Data-Driven Hamiltonian Reduction for Superconducting Qubits via Meta-Learning
arXiv cs.LG / 4/29/2026
💬 OpinionModels & Research
Key Points
- The paper introduces HAML (Hamiltonian Adaptation via Meta-Learning), a framework that rapidly adapts effective Hamiltonian models for superconducting quantum processors using data-driven meta-learning.
- HAML works in two stages: offline supervised training from simulated devices to map control inputs and device parameters to effective Hamiltonian coefficients, followed by online parameter identification for a new device using only a small number of hardware-accessible measurements.

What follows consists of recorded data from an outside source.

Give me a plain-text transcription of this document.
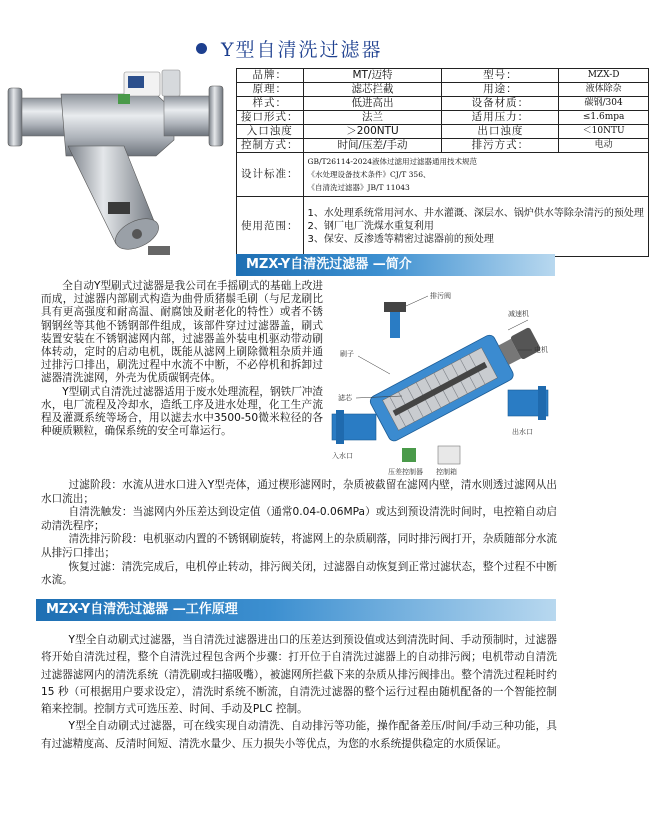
Y型自清洗过滤器
品牌：	MT/迈特	型号：	MZX-D
原理：	滤芯拦截	用途：	液体除杂
样式：	低进高出	设备材质：	碳钢/304
接口形式：	法兰	适用压力：	≤1.6mpa
入口浊度	＞200NTU	出口浊度	＜10NTU
控制方式：	时间/压差/手动	排污方式：	电动
设计标准：	GB/T26114-2024液体过滤用过滤器通用技术规范
《水处理设备技术条件》CJ/T 356、
《自清洗过滤器》JB/T 11043		

使用范围：	1、水处理系统常用河水、井水灌溉、深层水、锅炉供水等除杂清污的预处理
2、钢厂电厂洗煤水重复利用
3、保安、反渗透等精密过滤器前的预处理		
MZX-Y自清洗过滤器 —简介

全自动Y型刷式过滤器是我公司在手摇刷式的基础上改进而成，过滤器内部刷式构造为曲骨质猪鬃毛刷（与尼龙刷比具有更高强度和耐高温、耐腐蚀及耐老化的特性）或者不锈钢钢丝等其他不锈钢部件组成，该部件穿过过滤器盖，刷式装置安装在不锈钢滤网内部，过滤器盖外装电机驱动带动刷体转动，定时的启动电机，既能从滤网上刷除微粗杂质并通过排污口排出，刷洗过程中水流不中断，不必停机和拆卸过滤器清洗滤网，外壳为优质碳钢壳体。

Y型刷式自清洗过滤器适用于废水处理流程，钢铁厂冲渣水，电厂流程及冷却水，造纸工序及进水处理，化工生产流程及灌溉系统等场合，用以滤去水中3500-50微米粒径的各种硬质颗粒，确保系统的安全可靠运行。

排污阀
减速机
电机
刷子
滤芯
入水口
压差控制器 控制箱
出水口

过滤阶段：水流从进水口进入Y型壳体，通过楔形滤网时，杂质被截留在滤网内壁，清水则透过滤网从出水口流出；

自清洗触发：当滤网内外压差达到设定值（通常0.04-0.06MPa）或达到预设清洗时间时，电控箱自动启动清洗程序；

清洗排污阶段：电机驱动内置的不锈钢刷旋转，将滤网上的杂质刷落，同时排污阀打开，杂质随部分水流从排污口排出；

恢复过滤：清洗完成后，电机停止转动，排污阀关闭，过滤器自动恢复到正常过滤状态，整个过程不中断水流。

MZX-Y自清洗过滤器 —工作原理

Y型全自动刷式过滤器，当自清洗过滤器进出口的压差达到预设值或达到清洗时间、手动预制时，过滤器将开始自清洗过程，整个自清洗过程包含两个步骤：打开位于自清洗过滤器上的自动排污阀；电机带动自清洗过滤器滤网内的清洗系统（清洗刷或扫描吸嘴），被滤网所拦截下来的杂质从排污阀排出。整个清洗过程耗时约15 秒（可根据用户要求设定），清洗时系统不断流，自清洗过滤器的整个运行过程由随机配备的一个智能控制箱来控制。控制方式可选压差、时间、手动及PLC 控制。

Y型全自动刷式过滤器，可在线实现自动清洗、自动排污等功能，操作配备差压/时间/手动三种功能，具有过滤精度高、反清时间短、清洗水量少、压力损失小等优点，为您的水系统提供稳定的水质保证。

- By training directly on effective two-qubit coefficients derived from full multi-mode simulations, HAML learns the reduction from full multi-mode Hamiltonians to qubit-level descriptions without relying on perturbation theory.
- The authors show that selecting measurement configurations via a variance-maximizing greedy strategy improves online adaptation efficiency, enabling more sample-efficient characterization.
- HAML is demonstrated on a transmon–coupler–transmon system, successfully recovering effective two-qubit coefficients even in regimes where Schrieffer–Wolff perturbation theory fails, suggesting scalability for near-term quantum calibration and error mitigation.